Birmingham’s Selly Oak Hospital is launching an 18-month clinical trial to establish whether copper surfaces can combat MRSA and other hospitalacquired infections.
Selly Oak was selected for the trial as it is a multi-specialist centre with an advanced microbiology centre. Stainless steel door handles, push plates, bathroom taps, toilet flush handles, grab rails and even pens will be replaced by high copper brass. To control the experiment, a similar ward at the hospital will continue to use stainless steel.
Test results have showed that Staphylococci (the MRSA bacteria) remained on stainless steel for “days” while bacteria on pure copper were killed within 30 minutes. Bacteria placed on brass – an alloy of copper and zinc – died within five hours.
Professor Tom Elliott, deputy medical director at the University Hospital NHS Trust, said: “Potentially it is very, very exciting if we find that copper actually works in a clinical environment.”

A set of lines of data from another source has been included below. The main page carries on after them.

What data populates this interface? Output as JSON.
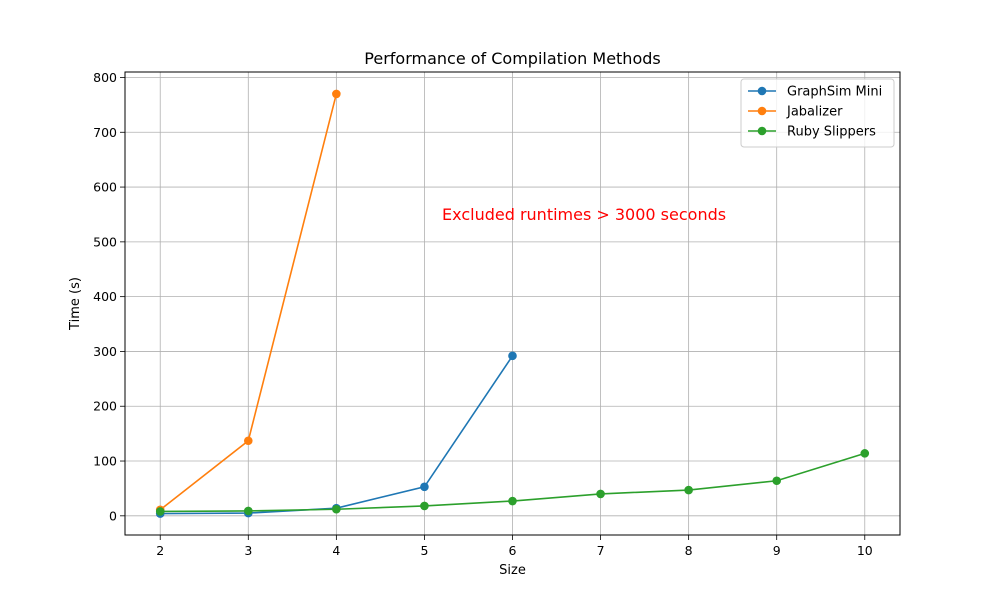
{
  "chart_data": {
    "type": "line",
    "title": "Performance of Compilation Methods",
    "xlabel": "Size",
    "ylabel": "Time (s)",
    "xlim": [
      1.6,
      10.4
    ],
    "ylim": [
      -35,
      810
    ],
    "xticks": [
      2,
      3,
      4,
      5,
      6,
      7,
      8,
      9,
      10
    ],
    "yticks": [
      0,
      100,
      200,
      300,
      400,
      500,
      600,
      700,
      800
    ],
    "grid": true,
    "legend_position": "top-right",
    "series": [
      {
        "name": "GraphSim Mini",
        "color": "#1f77b4",
        "x": [
          2,
          3,
          4,
          5,
          6
        ],
        "y": [
          4,
          5,
          14,
          53,
          292
        ]
      },
      {
        "name": "Jabalizer",
        "color": "#ff7f0e",
        "x": [
          2,
          3,
          4
        ],
        "y": [
          11,
          137,
          770
        ]
      },
      {
        "name": "Ruby Slippers",
        "color": "#2ca02c",
        "x": [
          2,
          3,
          4,
          5,
          6,
          7,
          8,
          9,
          10
        ],
        "y": [
          8,
          9,
          12,
          18,
          27,
          40,
          47,
          64,
          114
        ]
      }
    ],
    "annotation": {
      "text": "Excluded runtimes > 3000 seconds",
      "x": 5.2,
      "y": 540,
      "color": "#ff0000"
    }
  }
}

Director of the Environmental Healthcare Unit at Southampton University, Professor Bill Keevil, explained how copper defeats virus bacteria: “The metal reacts with the bacteria and inhibits their respiration – in effect it stops them breathing. In fact if you look back in the literature, the Egyptians were using copper thousands of years ago to treat infections.”
He added that copper could also be used as a possible defence against bird flu: “Avian flu is almost identical to human flu, so, although we haven’t done the work yet, we would predict the same results.”